Design of Advanced Materials?

Biographie

Matthew Rosseinsky obtained a degree in Chemistry from the University of Oxford and a D. Phil under the supervision of Professor P. Day, FRS in 1990. He was a Postdoctoral Member of Technical Staff at A.T.&T. Bell Laboratories in Murray Hill, New Jersey where his work with D.W. Murphy, A.F. Hebard and R.C. Haddon led to the discovery of superconductivity in alkali metal fullerides. In 1992, he was appointed University Lecturer at the Inorganic Chemistry Laboratory, University of Oxford, where he remained until 1999 when he moved to the University of Liverpool as Professor of Inorganic Chemistry. He was awarded the inaugural de Gennes Prize for Materials Chemistry by the Royal Society of Chemistry in 2009 and the C.N.R. Rao Award of the Chemical Research Society of India in 2010. Elected a Fellow of the Royal Society in 2008, he was awarded the Hughes Medal of the Royal Society in 2011. In March 2013 he became a Royal Society Research Professor.

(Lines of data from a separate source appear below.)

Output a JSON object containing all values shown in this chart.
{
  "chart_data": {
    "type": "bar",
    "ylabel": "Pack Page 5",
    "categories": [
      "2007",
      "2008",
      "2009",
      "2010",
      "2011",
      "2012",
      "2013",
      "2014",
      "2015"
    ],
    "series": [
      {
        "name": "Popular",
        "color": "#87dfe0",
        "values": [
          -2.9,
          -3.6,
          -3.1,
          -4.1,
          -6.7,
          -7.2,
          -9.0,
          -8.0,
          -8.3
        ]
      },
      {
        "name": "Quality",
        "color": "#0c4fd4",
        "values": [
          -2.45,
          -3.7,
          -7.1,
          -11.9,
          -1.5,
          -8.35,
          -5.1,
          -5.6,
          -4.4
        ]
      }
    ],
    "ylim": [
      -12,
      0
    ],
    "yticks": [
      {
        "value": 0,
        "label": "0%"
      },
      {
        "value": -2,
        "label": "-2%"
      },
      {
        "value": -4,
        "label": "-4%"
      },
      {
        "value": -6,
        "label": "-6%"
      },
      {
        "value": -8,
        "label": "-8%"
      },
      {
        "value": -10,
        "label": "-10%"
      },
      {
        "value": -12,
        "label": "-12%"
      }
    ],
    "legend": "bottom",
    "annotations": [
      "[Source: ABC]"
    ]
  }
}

He is a member of the UK Science Minister’s Advanced Materials Leadership Council, and of the Council of the Engineering and Physical Sciences Research Council. His work addresses the synthesis of new functional materials for energy and information storage applications, and has been characterised by extensive collaboration with many academic and industrial colleagues.

Résumé

The development of advanced materials will increasingly rely on our ability to assemble complex compositions in an ordered and predictable manner to generate enhanced properties. It is attractive to harness the ever-increasing power of computation in the search for new materials, but the scale and nature of the problem make brute force de novo approaches challenging, while "big data" searches for analogues of existing structures in databases cannot identify potentially transformative new structures. Building chemical knowledge into computational tools used together with experiment offers a different approach. I will present an example of crystal chemically-informed computational identification of a new solid oxide fuel cell cathode [1]. This integrated approach has recently allowed us to combine permanent magnetism and electrical polarisation in a single phase material above room temperature [2], a major challenge in materials synthesis because of the competing electronic structure requirements of these two ground states. As a counterpoint, we have recently used a noncomputational multiple length scale symmetry control strategy to switch both of these long-range orders in a magnetoelectric multiferroic at room temperature [3]. This emphasises the enduring importance of developing the crystal chemical understanding that drives "classical" approaches to materials design.